Celso fue detenido por el secuestro y desaparición de su madre y de las dos turistas noruegas, aunque él seguía diciendo que las náyades se las habían llevado al fondo del lago. El juicio se celebraba hoy, sin cuerpos y con indicios. El abogado no se lo había pintado muy bien. Ellas habían contado a la policía que les llevó troncos y comida esa noche, de madrugada. Llamó a la puerta, entró, les encendió la chimenea y les dijo cómo mantener el fuego unos días, ya que la tormenta de nieve no iba a parar. Cuando ellas le preguntaron por Anna, solo las miró, no habló y se fue. Era la última persona que la tenía que haber visto porque sabía que les faltaba leña. Aunque la buscaron durante semanas por el bosque y los alrededores, no encontraron una pista sobre ella. El temporal dificultaba las batidas y, cuando comenzó la primavera, la nieve derretida no descubrió nada. La investigación se centró entonces en el viejo cabrero, por ser el último que había tenido contacto con las tres víctimas, aunque se le intentó relacionar también con otras desapariciones anteriores, ocurridas desde hacía décadas. Celso se negó a hablar. Tenía la mirada ausente y solo murmuraba: «Fueron las náyades. Yo vi cómo se la llevaban y la arrastraron hasta el fondo. No van a parar hasta que las liberen».
Sonó el teléfono de Laura. Se separó un poco de Julia. Su rostro estaba muy serio, tanto, que hizo que Julia se quitase los cascos, extrañada de ver esa mirada en la cara de quien la había acogido esas últimas semanas.
—¿Es ella? ¿Seguro? —preguntó Laura con voz temerosa.
Colgó y abrazó a Julia.
—Está en el lago, mi amor. La tiró al lago. —Laura apretó más fuerte a Julia.

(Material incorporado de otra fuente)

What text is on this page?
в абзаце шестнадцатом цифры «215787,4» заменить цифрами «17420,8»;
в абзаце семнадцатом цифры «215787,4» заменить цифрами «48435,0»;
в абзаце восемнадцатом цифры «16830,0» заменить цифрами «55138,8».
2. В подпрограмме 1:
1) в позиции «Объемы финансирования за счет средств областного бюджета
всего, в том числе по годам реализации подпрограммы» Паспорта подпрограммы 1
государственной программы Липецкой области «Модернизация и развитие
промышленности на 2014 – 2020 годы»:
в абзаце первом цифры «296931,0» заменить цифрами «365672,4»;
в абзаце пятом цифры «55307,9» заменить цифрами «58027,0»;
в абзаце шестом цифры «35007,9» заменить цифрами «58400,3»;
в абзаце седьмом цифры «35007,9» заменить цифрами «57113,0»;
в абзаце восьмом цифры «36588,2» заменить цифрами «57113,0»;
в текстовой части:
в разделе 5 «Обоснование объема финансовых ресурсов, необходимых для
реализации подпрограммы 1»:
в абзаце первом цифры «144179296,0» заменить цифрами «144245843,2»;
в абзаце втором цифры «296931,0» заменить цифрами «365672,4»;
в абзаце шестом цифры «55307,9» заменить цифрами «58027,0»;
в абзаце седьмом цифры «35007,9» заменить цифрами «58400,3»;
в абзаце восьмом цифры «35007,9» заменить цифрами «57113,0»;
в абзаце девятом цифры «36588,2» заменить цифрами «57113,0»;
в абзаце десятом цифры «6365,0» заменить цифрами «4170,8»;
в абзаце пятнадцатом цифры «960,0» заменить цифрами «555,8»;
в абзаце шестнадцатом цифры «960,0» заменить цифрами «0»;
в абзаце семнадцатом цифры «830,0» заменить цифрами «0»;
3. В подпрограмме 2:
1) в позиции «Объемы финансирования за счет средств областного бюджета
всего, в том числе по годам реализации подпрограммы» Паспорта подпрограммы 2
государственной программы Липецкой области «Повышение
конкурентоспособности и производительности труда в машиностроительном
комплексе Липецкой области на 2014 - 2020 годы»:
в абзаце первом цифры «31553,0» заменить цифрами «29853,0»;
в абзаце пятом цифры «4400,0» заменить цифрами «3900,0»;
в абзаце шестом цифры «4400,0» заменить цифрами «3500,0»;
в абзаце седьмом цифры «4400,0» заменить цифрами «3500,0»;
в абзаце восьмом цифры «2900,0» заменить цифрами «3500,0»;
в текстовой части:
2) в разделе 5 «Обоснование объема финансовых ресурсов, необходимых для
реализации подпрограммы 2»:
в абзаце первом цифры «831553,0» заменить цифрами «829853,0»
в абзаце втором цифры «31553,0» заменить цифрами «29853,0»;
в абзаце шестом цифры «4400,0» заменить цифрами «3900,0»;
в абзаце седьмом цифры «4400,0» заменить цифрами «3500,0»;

nayades 2Celso salió absuelto. Con el descubrimiento de los cuerpos en mitad del lago y los testimonios de especialistas, se demostró que, con el manto de nieve que cubría el lago, la temperatura del agua en el momento de las desapariciones, todas en invierno, y los testimonios que corroboraban que Celso jamás se metería en el lago porque no sabía nadar, no era posible que el cabrero hubiese podido agujerearlo, tirar los cuerpos ni tenderlos de forma simétrica sobre los troncos en la mitad del lago, unos abrazados a otros, como aparecía en las fotos que habían tomado al descubrir una docena de cuerpos, entre ellos, el de Anna y las dos noruegas, en un dragado extraordinario que se había ordenado por el tono verduzco que había adquirido el agua al descongelarse el lago. Tampoco se explicaban cómo los cuerpos no habían salido a flote. «Parecían estar dormidas, descansando en un plácido sueño», dijo uno de los buzos.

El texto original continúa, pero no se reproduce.